What they do know is that weapons and soldiers from Russia can and do easily cross into Ukraine, where they can then supply the rebel-held areas of Donetsk and Luhansk in eastern Ukraine. That is the assessment of OSCE diplomats who are familiar with the Russian crossing points and who spoke to Carnegie Europe on condition of anonymity.
The nineteen monitors, who take it in turns to observe in pairs over a twenty-four-hour stretch, keep watch over a mere 20 meters (66 feet) of land that divides the entry and exit points of the Russian frontier crossings at Donetsk and Gukovo.
In theory, that should give the monitors plenty of opportunity to see exactly what is taking place. In practice, they can see. But that is all. What they see does not always reflect the reality. “We don’t have any law enforcement capabilities,” an OSCE diplomat said. “We cannot inspect.”

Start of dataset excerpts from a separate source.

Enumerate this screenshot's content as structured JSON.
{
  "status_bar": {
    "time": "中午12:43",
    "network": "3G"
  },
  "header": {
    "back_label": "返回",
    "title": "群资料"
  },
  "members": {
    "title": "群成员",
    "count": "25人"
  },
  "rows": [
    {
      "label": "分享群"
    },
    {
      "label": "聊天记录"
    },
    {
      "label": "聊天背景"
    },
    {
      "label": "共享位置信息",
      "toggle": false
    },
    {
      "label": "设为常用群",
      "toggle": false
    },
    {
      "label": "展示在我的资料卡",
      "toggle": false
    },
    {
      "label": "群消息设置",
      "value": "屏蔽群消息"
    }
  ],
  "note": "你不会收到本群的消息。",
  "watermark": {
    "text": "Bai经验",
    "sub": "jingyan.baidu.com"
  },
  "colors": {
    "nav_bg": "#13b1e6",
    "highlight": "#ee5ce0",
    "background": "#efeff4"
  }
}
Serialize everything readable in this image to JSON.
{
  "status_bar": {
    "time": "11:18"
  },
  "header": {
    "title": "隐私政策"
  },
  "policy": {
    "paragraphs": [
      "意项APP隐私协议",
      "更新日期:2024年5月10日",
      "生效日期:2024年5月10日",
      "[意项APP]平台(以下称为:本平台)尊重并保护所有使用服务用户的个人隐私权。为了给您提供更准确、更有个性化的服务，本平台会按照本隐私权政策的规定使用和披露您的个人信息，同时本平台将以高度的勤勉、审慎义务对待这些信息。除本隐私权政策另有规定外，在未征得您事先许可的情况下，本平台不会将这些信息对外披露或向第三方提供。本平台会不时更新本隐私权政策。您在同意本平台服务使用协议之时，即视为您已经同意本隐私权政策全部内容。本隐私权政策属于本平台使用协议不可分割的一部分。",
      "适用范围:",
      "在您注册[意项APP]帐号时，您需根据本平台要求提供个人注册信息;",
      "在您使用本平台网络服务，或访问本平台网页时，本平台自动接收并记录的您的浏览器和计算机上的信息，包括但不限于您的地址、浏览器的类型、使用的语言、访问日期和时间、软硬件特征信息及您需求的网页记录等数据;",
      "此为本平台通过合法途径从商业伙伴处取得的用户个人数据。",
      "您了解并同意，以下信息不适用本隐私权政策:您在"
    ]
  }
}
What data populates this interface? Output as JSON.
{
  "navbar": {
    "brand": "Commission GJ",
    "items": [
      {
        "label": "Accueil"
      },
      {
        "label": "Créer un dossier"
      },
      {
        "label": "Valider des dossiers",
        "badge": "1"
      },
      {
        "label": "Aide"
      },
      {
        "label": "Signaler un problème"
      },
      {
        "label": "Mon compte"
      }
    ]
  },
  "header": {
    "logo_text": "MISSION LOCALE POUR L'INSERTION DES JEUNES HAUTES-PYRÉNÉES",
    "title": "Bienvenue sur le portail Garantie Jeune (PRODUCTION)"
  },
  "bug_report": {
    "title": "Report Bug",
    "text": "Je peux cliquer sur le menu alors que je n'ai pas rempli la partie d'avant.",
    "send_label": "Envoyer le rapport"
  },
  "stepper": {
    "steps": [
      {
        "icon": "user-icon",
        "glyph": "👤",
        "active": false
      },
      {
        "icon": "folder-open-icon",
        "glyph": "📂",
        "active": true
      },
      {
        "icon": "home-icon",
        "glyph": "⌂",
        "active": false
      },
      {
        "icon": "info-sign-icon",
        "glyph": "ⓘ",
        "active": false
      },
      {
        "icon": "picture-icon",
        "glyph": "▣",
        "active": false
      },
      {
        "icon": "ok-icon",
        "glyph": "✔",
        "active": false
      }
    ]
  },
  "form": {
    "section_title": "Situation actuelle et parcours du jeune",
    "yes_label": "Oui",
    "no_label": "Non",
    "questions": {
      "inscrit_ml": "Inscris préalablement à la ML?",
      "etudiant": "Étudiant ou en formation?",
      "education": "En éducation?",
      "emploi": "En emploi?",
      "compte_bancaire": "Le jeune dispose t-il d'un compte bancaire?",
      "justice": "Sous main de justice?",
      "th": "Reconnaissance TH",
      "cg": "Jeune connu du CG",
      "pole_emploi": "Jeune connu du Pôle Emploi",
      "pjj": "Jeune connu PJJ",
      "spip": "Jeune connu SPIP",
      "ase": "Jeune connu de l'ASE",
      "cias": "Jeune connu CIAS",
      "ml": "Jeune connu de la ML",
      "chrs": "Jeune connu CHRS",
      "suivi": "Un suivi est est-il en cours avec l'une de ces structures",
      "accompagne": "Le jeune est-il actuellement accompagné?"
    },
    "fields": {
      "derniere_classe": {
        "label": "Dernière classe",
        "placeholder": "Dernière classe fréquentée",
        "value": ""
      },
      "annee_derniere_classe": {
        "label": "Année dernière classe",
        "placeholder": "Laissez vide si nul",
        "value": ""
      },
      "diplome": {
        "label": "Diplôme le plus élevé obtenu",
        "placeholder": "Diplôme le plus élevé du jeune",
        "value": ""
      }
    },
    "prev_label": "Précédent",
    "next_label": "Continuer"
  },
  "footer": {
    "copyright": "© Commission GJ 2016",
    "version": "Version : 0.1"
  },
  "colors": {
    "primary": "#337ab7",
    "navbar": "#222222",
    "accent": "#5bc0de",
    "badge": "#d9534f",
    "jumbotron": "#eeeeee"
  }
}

According to another OSCE diplomat, since the end of February 2015, almost every day about 100 men, and some women, dressed in camouflage have entered Ukraine through these border crossings. “Some have told us they are volunteer fighters,” the diplomat said. “They all carry rucksacks. And they carry weapons, but nonlethal ones.” How many volunteers cross the other border points is anyone’s guess.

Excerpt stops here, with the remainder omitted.